Our rightsizing has pretty much been level across regions, and our strategy of thinking that over the long term there''s likely to be more growth outside the U.S. than in the U.S., although still growth in the U.S., still hasn''t changed.

Patrick Pinschmidt (Merrill Lynch): Are you comfortable taking incremental risk with your capital to pursue those opportunities?

David Viniar: We are comfortable but careful about taking those risks today because we think there will be great opportunities, but we have to be very cautious because the world is still a very dangerous place. We also think that it is prudent for us to use some of our capital as well as sourcing other capital.

We also think it''s important because we think these opportunities are really good to offer them to our clients as well as our ourselves. That''s what we do. When we raise these funds, we are both in some ways diversifying our risk, but in some ways giving opportunities that we think are very good opportunities to our clients.

James Mitchell (Buckingham Research): On the resi side on the mortgage book, were there any significant net writedowns this quarter and what the remaining exposures are?

David Viniar: Sure. The reason we didn''t mention it is because it wasn''t significant. We had net losses that were pretty immaterial in that book, and part of that is because we''ve gotten those positions down to almost what I would call a trading portfolio, kind of our normal portfolio.

We have a little bit over $5 billion of long resi assets. Obviously, we have some shorts, too, but of long resi assets. And that''s $1.5 billion of prime - round numbers, $1.5 billion of prime, $1.8 of Alt-A, and $1.8 of subprime.
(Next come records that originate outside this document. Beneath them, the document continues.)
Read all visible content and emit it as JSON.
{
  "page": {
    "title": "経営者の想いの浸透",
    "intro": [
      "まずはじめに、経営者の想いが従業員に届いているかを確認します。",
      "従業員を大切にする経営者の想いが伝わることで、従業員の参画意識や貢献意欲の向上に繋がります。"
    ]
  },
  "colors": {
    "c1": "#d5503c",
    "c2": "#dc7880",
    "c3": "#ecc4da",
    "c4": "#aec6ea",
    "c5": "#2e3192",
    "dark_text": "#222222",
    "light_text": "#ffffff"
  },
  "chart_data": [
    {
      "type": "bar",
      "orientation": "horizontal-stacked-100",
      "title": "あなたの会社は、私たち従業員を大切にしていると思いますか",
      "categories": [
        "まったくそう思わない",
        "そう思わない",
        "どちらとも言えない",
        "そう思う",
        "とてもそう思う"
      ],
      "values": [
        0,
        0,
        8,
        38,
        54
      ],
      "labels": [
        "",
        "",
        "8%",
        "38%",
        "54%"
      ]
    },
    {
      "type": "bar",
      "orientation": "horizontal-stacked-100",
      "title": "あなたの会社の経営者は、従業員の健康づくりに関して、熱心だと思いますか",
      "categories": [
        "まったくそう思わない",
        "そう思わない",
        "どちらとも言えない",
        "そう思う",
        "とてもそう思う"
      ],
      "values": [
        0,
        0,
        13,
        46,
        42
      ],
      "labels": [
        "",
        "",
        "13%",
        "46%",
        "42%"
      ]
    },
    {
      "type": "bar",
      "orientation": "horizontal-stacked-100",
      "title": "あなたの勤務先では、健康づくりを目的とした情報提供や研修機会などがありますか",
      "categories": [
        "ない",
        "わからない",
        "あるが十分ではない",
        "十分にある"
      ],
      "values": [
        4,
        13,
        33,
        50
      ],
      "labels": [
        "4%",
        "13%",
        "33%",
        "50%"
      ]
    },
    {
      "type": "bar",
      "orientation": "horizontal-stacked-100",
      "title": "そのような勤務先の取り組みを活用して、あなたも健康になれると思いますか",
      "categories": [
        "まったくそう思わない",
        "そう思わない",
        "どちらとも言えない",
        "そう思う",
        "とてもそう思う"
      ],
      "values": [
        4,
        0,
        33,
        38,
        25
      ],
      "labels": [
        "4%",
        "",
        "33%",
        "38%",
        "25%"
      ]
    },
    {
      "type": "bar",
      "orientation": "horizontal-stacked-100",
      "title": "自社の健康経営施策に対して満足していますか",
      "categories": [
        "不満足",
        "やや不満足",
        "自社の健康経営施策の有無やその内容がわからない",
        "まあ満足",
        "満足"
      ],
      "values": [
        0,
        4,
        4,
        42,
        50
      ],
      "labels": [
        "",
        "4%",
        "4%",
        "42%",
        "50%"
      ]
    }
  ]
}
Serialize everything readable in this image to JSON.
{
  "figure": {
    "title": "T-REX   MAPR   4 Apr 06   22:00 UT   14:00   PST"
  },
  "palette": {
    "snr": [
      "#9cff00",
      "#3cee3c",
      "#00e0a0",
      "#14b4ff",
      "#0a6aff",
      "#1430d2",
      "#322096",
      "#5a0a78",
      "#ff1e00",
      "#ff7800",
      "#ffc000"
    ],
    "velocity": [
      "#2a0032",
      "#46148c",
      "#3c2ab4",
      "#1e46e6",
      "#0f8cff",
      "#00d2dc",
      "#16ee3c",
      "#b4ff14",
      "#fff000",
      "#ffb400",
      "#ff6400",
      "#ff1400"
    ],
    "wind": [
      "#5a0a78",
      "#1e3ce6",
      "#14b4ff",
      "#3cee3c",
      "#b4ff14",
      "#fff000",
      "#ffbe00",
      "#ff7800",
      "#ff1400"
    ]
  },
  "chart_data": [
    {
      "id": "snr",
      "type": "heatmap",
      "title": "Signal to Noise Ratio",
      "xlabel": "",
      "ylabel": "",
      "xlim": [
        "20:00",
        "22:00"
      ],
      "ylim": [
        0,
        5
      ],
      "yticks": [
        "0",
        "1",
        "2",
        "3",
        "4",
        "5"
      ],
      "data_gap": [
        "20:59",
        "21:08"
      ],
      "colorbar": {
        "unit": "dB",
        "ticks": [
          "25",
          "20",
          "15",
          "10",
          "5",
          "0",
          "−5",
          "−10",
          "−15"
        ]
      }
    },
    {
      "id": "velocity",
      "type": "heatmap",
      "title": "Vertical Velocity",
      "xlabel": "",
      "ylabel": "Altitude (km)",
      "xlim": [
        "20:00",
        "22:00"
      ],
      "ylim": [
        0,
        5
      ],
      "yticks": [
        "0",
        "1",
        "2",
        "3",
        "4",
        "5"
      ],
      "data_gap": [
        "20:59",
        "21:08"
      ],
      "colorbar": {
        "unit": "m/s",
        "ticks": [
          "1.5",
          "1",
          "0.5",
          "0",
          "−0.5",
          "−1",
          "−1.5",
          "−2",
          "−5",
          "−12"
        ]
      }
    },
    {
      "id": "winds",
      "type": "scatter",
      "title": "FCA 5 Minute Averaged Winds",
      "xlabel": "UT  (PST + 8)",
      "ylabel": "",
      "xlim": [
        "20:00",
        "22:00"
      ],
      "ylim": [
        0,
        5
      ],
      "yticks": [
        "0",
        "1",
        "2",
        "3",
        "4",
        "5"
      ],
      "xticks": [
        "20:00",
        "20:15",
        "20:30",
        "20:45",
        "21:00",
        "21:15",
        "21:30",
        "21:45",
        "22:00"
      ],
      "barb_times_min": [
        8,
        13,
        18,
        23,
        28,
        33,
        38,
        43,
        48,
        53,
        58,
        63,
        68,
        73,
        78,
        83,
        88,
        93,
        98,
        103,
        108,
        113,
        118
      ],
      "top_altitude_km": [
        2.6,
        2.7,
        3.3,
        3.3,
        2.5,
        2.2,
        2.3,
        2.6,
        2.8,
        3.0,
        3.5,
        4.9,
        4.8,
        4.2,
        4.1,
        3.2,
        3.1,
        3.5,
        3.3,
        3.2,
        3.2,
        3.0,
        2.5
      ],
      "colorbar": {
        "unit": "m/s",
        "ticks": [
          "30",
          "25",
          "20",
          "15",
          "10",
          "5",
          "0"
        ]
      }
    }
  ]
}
And if you look from last quarter, you see that prime is down some, Alt-A is down a fair amount, and subprime''s actually up a little bit because we bought a portfolio, we sold some, and even within the prime and Alt-A, there were purchases and sales.

James Mitchell (Buckingham Research): Any thoughts on what the Fed''s been doing in terms of adding liquidity to the market?

David Viniar:What the Fed is doing, what the Treasury is doing, what Congress is doing, and what governments around the world are doing, they''re throwing so many resources at the economies around the world and at the credit markets around the world that it unquestionably is going to have a positive effect. The thing that''s unknown is when.

Right now there''s still so much fear and negative sentiment in the market that that has overwhelmed the liquidity that''s been put in and the opportunities that are there, and at some point that''s going to turn around.